Whether Britain or France first began recruiting foreign soldiers is debated. In any case, the experiences of Gurkhas in the British Army mirror those of the Senegalese Tirailleurs in the French Army, composed of soldiers from Senegal, Guinea, Mali, Angola, Burkina Faso, Chad, Benin, Ivory Coast, Central Africa, and Togo. On April 15, 2017, French President François Hollande granted citizenship to surviving African veterans who had fought for France decades earlier (Koyu, 2017, qz.com).
Like the Gurkhas’ campaign for equal pay and pensions, the Senegalese Tirailleurs also fought for equality. On November 30, 1944, 1,300 Senegalese mutinied, demanding equal pay.

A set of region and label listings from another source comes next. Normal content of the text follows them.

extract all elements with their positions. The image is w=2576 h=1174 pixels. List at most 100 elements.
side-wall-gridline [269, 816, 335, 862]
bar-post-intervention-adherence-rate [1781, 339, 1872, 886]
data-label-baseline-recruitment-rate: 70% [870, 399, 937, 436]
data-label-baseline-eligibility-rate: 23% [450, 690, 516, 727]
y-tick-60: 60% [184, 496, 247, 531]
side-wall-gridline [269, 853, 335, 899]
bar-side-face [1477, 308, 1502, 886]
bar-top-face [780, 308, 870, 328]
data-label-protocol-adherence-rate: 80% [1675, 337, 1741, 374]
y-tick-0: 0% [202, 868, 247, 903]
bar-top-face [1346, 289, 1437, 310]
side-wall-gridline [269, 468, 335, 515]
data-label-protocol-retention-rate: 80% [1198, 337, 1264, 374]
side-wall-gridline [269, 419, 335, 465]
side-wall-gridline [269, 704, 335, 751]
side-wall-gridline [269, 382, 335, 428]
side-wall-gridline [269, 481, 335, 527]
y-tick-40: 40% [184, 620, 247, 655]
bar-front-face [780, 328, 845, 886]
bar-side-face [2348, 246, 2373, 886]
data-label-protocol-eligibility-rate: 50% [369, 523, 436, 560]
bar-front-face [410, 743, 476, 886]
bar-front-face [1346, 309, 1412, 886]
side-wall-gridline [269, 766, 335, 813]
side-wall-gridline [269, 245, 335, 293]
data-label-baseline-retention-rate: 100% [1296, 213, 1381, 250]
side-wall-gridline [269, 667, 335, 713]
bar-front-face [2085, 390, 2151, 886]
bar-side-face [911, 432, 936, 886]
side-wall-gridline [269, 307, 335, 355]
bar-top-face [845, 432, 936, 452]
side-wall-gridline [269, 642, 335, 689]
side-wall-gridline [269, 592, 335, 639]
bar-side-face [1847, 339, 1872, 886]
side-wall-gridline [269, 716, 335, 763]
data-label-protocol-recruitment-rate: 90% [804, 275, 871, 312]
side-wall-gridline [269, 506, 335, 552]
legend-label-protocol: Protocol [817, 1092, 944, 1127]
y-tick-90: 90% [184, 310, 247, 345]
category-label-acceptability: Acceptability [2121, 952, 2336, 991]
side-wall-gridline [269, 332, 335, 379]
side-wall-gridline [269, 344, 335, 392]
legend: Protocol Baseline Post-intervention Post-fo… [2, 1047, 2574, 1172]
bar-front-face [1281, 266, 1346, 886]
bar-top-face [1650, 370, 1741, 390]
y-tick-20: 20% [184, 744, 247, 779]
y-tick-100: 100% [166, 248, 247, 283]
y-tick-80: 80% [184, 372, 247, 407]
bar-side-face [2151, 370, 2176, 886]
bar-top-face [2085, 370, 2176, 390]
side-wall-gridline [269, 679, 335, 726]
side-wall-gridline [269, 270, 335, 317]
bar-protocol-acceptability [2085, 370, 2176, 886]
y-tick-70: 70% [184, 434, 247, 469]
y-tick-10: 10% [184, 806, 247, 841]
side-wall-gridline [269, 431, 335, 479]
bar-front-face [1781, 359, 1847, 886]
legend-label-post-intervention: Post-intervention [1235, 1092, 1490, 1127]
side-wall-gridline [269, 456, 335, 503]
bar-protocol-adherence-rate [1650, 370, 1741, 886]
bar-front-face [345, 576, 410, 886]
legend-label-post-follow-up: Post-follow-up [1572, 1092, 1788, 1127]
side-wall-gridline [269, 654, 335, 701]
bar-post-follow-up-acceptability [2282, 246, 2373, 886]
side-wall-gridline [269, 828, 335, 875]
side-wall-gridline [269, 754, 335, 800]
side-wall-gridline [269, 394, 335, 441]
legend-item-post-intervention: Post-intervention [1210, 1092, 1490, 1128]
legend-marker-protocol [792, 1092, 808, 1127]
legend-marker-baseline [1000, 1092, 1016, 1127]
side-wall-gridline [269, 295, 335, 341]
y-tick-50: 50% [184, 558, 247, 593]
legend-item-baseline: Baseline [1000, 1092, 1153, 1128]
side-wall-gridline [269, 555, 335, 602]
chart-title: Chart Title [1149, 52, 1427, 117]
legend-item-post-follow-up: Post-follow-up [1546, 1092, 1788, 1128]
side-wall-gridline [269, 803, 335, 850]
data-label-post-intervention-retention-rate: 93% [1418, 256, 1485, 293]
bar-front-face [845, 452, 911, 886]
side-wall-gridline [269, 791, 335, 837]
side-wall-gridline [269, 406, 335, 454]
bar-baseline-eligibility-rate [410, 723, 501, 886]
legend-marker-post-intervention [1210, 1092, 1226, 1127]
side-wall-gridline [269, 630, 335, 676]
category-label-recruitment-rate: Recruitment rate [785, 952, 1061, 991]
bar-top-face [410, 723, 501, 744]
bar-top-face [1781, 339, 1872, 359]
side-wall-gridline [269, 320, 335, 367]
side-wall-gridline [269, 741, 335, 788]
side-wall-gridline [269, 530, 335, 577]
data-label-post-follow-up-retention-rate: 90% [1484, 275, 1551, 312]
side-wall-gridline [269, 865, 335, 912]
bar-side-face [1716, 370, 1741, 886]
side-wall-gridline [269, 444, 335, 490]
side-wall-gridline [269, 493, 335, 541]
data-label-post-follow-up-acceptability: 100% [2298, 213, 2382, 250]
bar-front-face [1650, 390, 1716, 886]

Tragically, instead of granting equality, French forces massacred about 400 unarmed Senegalese soldiers at night inside their barracks. This event became known as the Thiaroye Massacre, 1944, and was later depicted in a film, though banned in both France and Senegal. In 2010, under public pressure, France finally granted full pensions to about 30,000 colonial soldiers. During WWII, 40,000 Africans died fighting for France, yet even as recently as 2006, retired French soldiers received pensions of €790, while their African counterparts received less than €61. Thus, struggles for fair pay, pensions, and equality continue worldwide. The Tirailleurs were formed in 1857 and disbanded in 1964, after 107 years.

Nepalis have been going abroad for work for more than two centuries. Nepal was the second-largest labor-exporting country after the Philippines, and now it ranks first. It is the government’s responsibility to monitor where and under what conditions its citizens are working abroad. Some argue that the future of Gurkha recruitment—the very foundation of Nepal’s first diaspora—depends on Brunei. Occasionally, discussions arise about Australia possibly taking over Brunei’s security responsibilities. If that happens, the number of Gurkhas may be reduced, but whether recruitment will completely stop or continue is uncertain. Circumstances will change with time, but the struggles, pains, and voices of Gurkhas will always resonate. Understanding the management of Gurkhas will help in forming future policies and plans. Looking at these facts, it is incomplete to view Britain only as a donor country.
Note: The author holds a Master’s Degree in Political Science from Canterbury Christ Church University, UK, and is also a former Gurkha.